Mike Piazza was wrong about his interaction with Vin Scully back in 1998, but there was some emotion and, at least on some level, a subjective aspect to all of that. Piazza thought that Scully was “crushing” him and, even if he was overreacting in the extreme, it’s (a) understandable that someone could have walked away feeling that; and (b) it’s not something an editor would feel obligated to “correct.”
Rob Neyer found something else in Piazza’s book that doesn’t fit that description at all, however. A memory — and some ruffled feathers on Piazza’s part — about something Tom Glavine wrote in his own autobiography. Except Glavine never wrote the book Piazza claims he wrote and the anecdote can’t be found anywhere.
I know celebrity bios are notorious for bad facts and hands-off editors, but man, really?
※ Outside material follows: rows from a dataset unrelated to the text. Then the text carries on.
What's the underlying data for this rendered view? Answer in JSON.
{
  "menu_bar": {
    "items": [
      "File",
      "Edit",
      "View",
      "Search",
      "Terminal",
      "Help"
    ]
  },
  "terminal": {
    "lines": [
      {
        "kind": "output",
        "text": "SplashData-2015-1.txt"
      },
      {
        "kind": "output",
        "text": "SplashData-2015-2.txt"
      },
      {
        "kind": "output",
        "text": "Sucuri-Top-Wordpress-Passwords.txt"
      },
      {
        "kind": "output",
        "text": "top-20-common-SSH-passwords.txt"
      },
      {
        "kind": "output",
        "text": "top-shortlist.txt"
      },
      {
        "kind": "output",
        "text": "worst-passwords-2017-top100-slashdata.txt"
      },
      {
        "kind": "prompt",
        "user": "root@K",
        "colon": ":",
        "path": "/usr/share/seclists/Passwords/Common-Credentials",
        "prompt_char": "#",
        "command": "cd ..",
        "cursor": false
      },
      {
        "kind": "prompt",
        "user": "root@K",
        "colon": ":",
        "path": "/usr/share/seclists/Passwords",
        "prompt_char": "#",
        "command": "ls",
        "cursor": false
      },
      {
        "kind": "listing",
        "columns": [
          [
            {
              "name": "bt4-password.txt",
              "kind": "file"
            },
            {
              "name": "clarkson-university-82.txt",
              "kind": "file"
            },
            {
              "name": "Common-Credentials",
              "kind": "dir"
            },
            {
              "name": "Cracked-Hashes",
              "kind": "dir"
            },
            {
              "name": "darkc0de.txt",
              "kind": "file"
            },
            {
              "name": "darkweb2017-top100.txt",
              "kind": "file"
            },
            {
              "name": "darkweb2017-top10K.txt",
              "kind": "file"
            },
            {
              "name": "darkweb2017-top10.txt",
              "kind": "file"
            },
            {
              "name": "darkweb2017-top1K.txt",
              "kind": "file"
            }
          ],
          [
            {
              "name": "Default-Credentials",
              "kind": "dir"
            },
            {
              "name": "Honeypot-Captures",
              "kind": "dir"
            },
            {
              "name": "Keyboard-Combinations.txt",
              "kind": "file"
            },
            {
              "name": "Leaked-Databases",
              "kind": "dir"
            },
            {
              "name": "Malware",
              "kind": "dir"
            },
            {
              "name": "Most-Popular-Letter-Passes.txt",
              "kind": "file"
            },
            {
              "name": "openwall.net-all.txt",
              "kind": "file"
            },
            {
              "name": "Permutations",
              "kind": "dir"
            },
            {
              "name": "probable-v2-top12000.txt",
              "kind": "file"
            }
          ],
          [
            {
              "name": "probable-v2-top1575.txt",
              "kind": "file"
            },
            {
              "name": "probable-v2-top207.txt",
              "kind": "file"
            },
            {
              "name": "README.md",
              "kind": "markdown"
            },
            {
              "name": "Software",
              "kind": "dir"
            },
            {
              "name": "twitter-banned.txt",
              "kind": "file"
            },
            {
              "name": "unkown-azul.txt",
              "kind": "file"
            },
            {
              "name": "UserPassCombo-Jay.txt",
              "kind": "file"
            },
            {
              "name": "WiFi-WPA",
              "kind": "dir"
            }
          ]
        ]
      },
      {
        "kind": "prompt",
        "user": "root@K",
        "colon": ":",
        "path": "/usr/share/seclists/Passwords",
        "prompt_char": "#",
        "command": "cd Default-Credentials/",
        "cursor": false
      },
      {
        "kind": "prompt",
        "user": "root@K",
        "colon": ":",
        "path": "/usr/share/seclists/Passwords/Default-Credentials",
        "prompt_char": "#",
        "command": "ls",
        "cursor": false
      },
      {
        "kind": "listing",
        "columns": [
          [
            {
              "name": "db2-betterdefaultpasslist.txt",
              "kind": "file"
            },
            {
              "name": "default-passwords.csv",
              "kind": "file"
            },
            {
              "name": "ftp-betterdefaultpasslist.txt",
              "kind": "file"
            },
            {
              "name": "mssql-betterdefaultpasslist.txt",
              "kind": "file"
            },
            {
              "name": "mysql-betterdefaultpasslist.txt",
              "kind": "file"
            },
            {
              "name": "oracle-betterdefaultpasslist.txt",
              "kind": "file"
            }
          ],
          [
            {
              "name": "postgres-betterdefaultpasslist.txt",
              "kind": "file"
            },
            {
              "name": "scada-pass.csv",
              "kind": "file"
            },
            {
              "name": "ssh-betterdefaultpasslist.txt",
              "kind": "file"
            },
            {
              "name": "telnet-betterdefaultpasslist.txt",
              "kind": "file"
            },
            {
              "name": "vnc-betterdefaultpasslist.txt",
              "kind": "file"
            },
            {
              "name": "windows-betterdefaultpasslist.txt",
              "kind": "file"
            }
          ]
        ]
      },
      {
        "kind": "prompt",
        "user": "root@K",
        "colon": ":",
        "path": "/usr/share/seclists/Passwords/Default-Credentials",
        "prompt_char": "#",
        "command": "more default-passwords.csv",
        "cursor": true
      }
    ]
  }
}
UPDATE: Piazza’s co-author commented on Neyer’s post, addressing the discrepancy:
“Rob: I hate to say it, but it appears that you’re absolutely right. You’re right, also, that it’s a very weird thing. I can’t explain it. There’s a reference to that book in my notes, but I’m at a loss to say why it wasn’t checked and verified. As I’m sure you’re aware, in a book like this it seems that there are about a dozen items that have to be checked in virtually every paragraph. Fortunately, the Internet age makes it comparatively easy, most of the time. And this would definitely fall under the category of checkable. So I can offer no defense. I can only acknowledge that it was clearly, regrettably, my mistake. Sorry. I’d like to assure you that nothing in the book was published willy-nilly, without accountability, but I’m afraid your catch has challenged that statement. Hopefully, it’s the only error of that kind. Meanwhile, the editor has assured me that the passage will be corrected in the next printing.”